~clarkema >_

Shared state with Terraform

25 January 2021

Sharing Terraform state using S3 and DynamoDB.

Terraform relies on a state file to track how its internal identifiers and other metadata that are not directly reified in the cloud are mapped to the concrete instances and resources that are created to realise your configuration. This mapping is needed to work out the minimum set of actions Terraform needs to take to deploy updates.

By default the state file is stored locally, but this doesn't work when using Terraform in a team environment; everyone running Terraform commands needs to be using the same identifier mapping or things will get... messy.

The state file should not be checked in to version control, but Terraform does support multiple different backends for remote state. The most convenient for my purpose is S3.

To make this work we need a few components:

  1. An S3 bucket with the correct permissions where we can store the state files.
  2. A tiny DynamoDB table to enable locking of the files in S3.
  3. Some updates to the Terraform configuration to use the remote state files.

Let's tackle them one at a time.

S3 bucket

There are a few different ways of creating and managing the S3 bucket itself, but it needs to exist before you run terraform init (below) to move the state file into it. In my case I'm dealing with a few different environments (production, staging, etc.) in different regions. I want to be able to completely destroy and rebuild the staging environment, so I don't want it to manage its own Terraform state bucket.

Instead, I'm going to create a single bucket in the production environment that will (hopefully!) never be destroyed and store all the different environment state files in there. Alternatively you could have a single TF file that just specified the state management resources used by all the others.

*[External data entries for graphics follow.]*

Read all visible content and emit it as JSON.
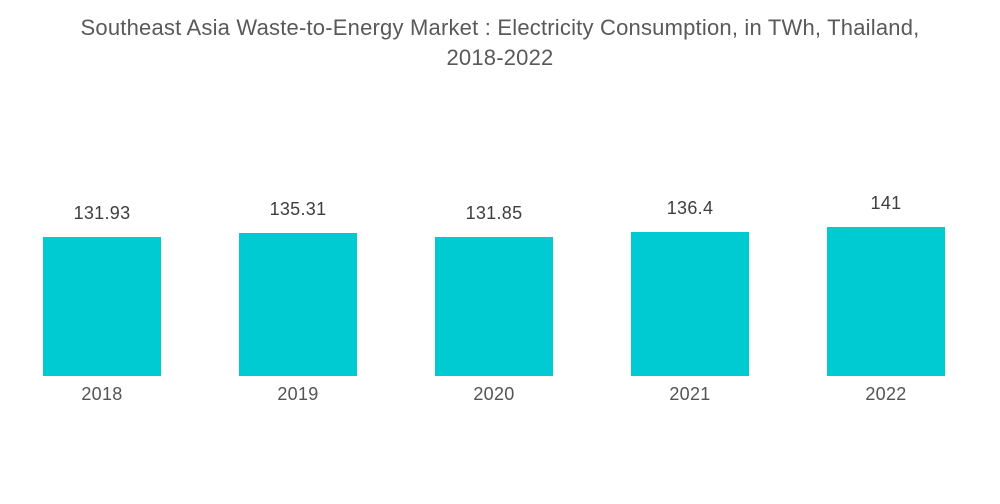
{
  "title": {
    "line1": "Southeast Asia Waste-to-Energy Market : Electricity Consumption, in TWh, Thailand,",
    "line2": "2018-2022"
  },
  "chart_data": {
    "type": "bar",
    "title": "Southeast Asia Waste-to-Energy Market : Electricity Consumption, in TWh, Thailand, 2018-2022",
    "categories": [
      "2018",
      "2019",
      "2020",
      "2021",
      "2022"
    ],
    "values": [
      131.93,
      135.31,
      131.85,
      136.4,
      141
    ],
    "unit": "TWh",
    "baseline": 0,
    "axes_visible": false,
    "gridlines": false,
    "legend": false,
    "data_labels_position": "above-bars",
    "colors": {
      "bar": "#00CBD2",
      "title_text": "#595959",
      "value_label_text": "#3e3e3e",
      "category_label_text": "#545454",
      "background": "#ffffff"
    }
  }
}
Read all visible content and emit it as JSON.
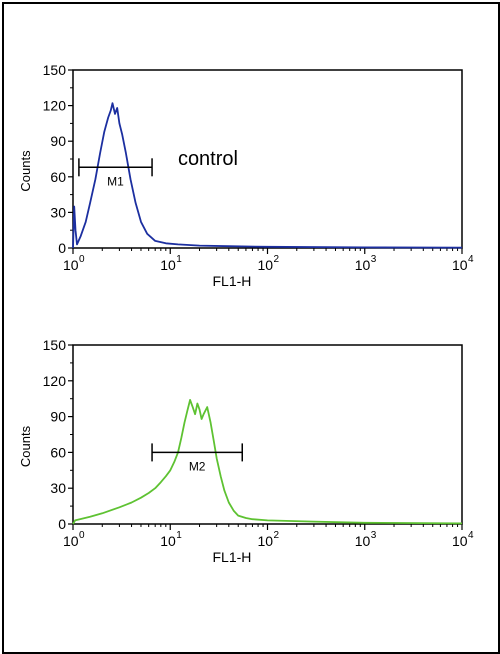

In the production TF file:

resource "aws_s3_bucket" "terraform-state-bucket" {
    bucket = "s3-tf-state"
    acl = "private"
}

Dynamo DB

Since the whole point of this exercise is to allow different team members to work on Terraform-managed infrastructure together, we need some way of locking the state file while someone's using it in order to avoid conflicts.

Terraform supports using a DynamoDB table for this. Like the S3 bucket above, I'm creating this in my production environment to ensure it's always available as other environments come and go.

resource "aws_dynamodb_table" "terraform-state-bucket-lock" {
    name = "tf-state-lock"
    billing_mode = "PAY_PER_REQUEST"
    hash_key = "LockID"
    attribute {
        name = "LockID"
        type = "S"
    }
    tags = {
        Name = "Terraform state lock"
    }
}

Configure Terraform to use the bucket

With the S3 bucket and the DynamoDB table in place we can configure Terraform to use them as a state storage backend:

terraform {
    backend "s3" {
        encrypt = true
        bucket = "s3-tf-state"
        region = "eu-west-2"
        key = tf/staging.tf
        dynamodb_table = "tf-state-lock"
    }
}

The only part of this which might not be obvious is key, which is the name to use for the state file.

With the configuration in place you'll need to run terraform init again to move stage management into the new backend. And that's it! Mutiple people or teams can now share Terraform configuration.